When asked if there are plans to remove the boats, the NPS wrote, “There are many sunken boats at Lake Mead; some of which are historic structures. As vessels continue to surface, park staff document their locations and assess for potential hazards or threats to environmental or human safety. But it is not standard park policy to remove a boat from the lake due to it being a labor-intensive, multifaceted and costly process.”

But what should someone do who discovers an abandoned or once sunken boat that’s now exposed? According to the NPS, “If the public sees a navigation hazard that’s not marked, they should call 702-293-8778 to report it.”

If anyone finds what looks like old personal items, the NPS said it’s important to remember that removing anything from National Park Service land is illegal. “If personal effects are found on the beach or the open water, visitors can leave these items at nearby ranger stations or can drop them off at entrance stations before they leave the park,” the NPS told 8 News Now. “Otherwise, if items are found within or part of a larger area for a sunken vessel, they should leave the items alone and call Lake Mead Dispatch (702-293-8998) for them to manage the area appropriately once on scene.”
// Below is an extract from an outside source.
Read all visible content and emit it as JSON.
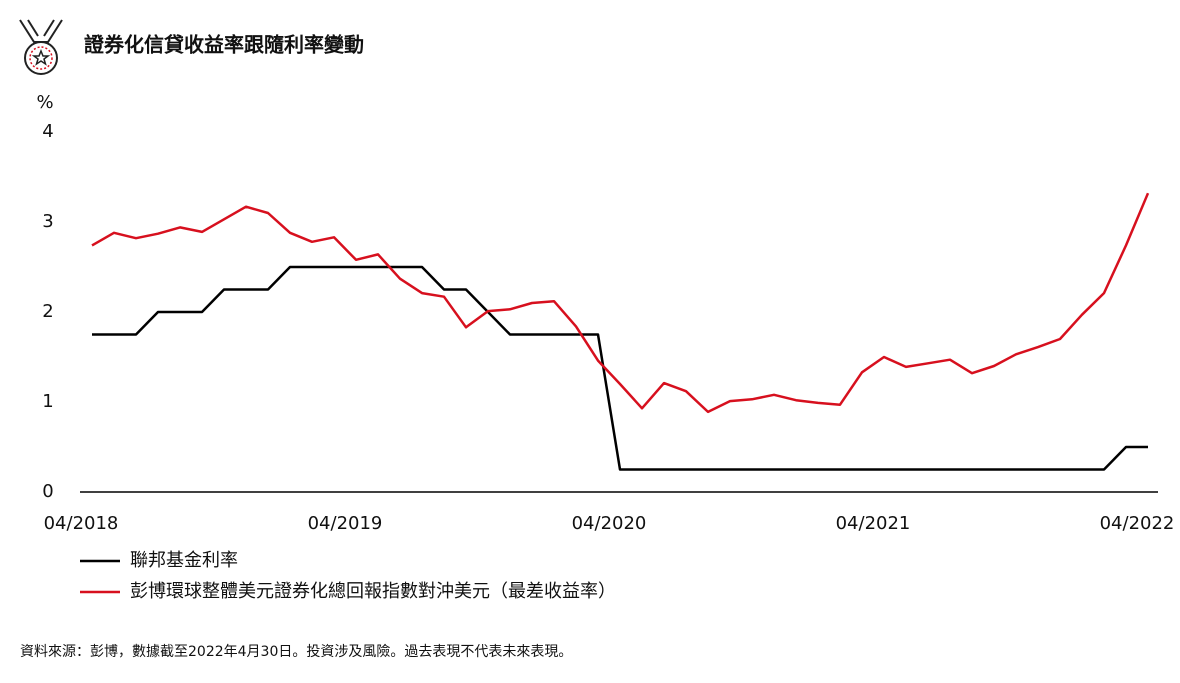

The NPS also stated if someone is found to have removed something from National Park Service property they could find themselves in trouble with the law. “There are formal policies, including the NPS’s Code of Federal Regulations states in Title 36, under the Preservation of Natural, Cultural and Archeological Resources, that the taking of items from NPS lands along with the possession is a class B misdemeanor; all of which are punishable by a fine (up to $5,000) or other penalties. Additionally, collecting surface finds that are exposed, or not dug up is also a violation of the Archeological Resource Protection Act.”